Hagar’s pregnancy set the entire camp in an uproar. It seemed that after all these years, God had honored His promise and was blessing Abram with children. The only problem was that Sarai’s plan backfired. It proved to everyone that the problem of barrenness was in Sarai, not in Abram. Suddenly, others saw Hagar as more of a woman and more blessed than Sarai. Soon Hagar herself saw things this way and began to despise Abram’s legitimate wife, her mistress.
One day, tensions escalated to the point that Sarai turned on Abram blaming him for not being the spiritual leader in their home and for succumbing to her suggestion to impregnate a slave. Unable to face his wife’s anger, Abram told her to do whatever she wanted with Hagar. Sarai’s pain bred cruelty and soon Hagar fled Sarai’s wrath.
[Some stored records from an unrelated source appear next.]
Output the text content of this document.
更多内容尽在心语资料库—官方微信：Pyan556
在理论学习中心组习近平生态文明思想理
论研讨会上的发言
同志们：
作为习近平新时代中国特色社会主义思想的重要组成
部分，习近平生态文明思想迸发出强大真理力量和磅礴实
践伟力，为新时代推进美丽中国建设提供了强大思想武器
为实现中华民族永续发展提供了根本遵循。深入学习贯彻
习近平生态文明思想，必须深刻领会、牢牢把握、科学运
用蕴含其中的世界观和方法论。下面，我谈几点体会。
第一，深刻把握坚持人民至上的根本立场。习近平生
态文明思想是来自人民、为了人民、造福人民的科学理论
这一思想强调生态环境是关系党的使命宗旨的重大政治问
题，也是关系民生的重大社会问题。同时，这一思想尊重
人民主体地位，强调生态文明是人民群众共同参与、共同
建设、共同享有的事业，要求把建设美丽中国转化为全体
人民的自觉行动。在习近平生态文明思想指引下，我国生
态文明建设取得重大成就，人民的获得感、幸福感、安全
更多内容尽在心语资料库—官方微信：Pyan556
With just a few necessities, Hagar sought sanctuary in the wilderness. Once again she was nothing but a slave. Reality set in, and she realized that even though she was able to mother Abram’s children, she would never be the wife that he loved. Sinking to the ground in despair, she wondered how a runaway slave would provide for a child.
“Hagar, Sarai’s maid, where did you come from and where are you going?”
Jumping slightly, Hagar looked up into eyes of compassion. A stranger stood before her.
“I am fleeing my mistress,” Hagar replied. Whoever the stranger was, he knew enough to call her by name. There was no reason to hide her actions from him.
“Return to your mistress, and submit to her.” The stranger gestured in the direction she had come from. “I will bless your descendants and make a great nation from you. When you deliver the son you carry, call his name Ishmael because the LORD has seen your afflictions.”
Hagar looked down the road in fear. As much as she hated the thought of returning to Sarai, she believed the stranger.
“El-Roi,” she murmured. “The God who saw me.” Determinedly, she picked up her sack and headed back. Back to Sarai’s judgment and back to the man who didn’t love her. God had spoken, and He had a plan for her unborn child!
In Hagar’s story, we see a woman living a life she never wanted. The choices were made for her, and she felt hopeless. Interestingly enough, that was when God reached out and touched her life.
When has God done the same for you? How can you approach your situation differently knowing that He is El-Roi, the God who sees?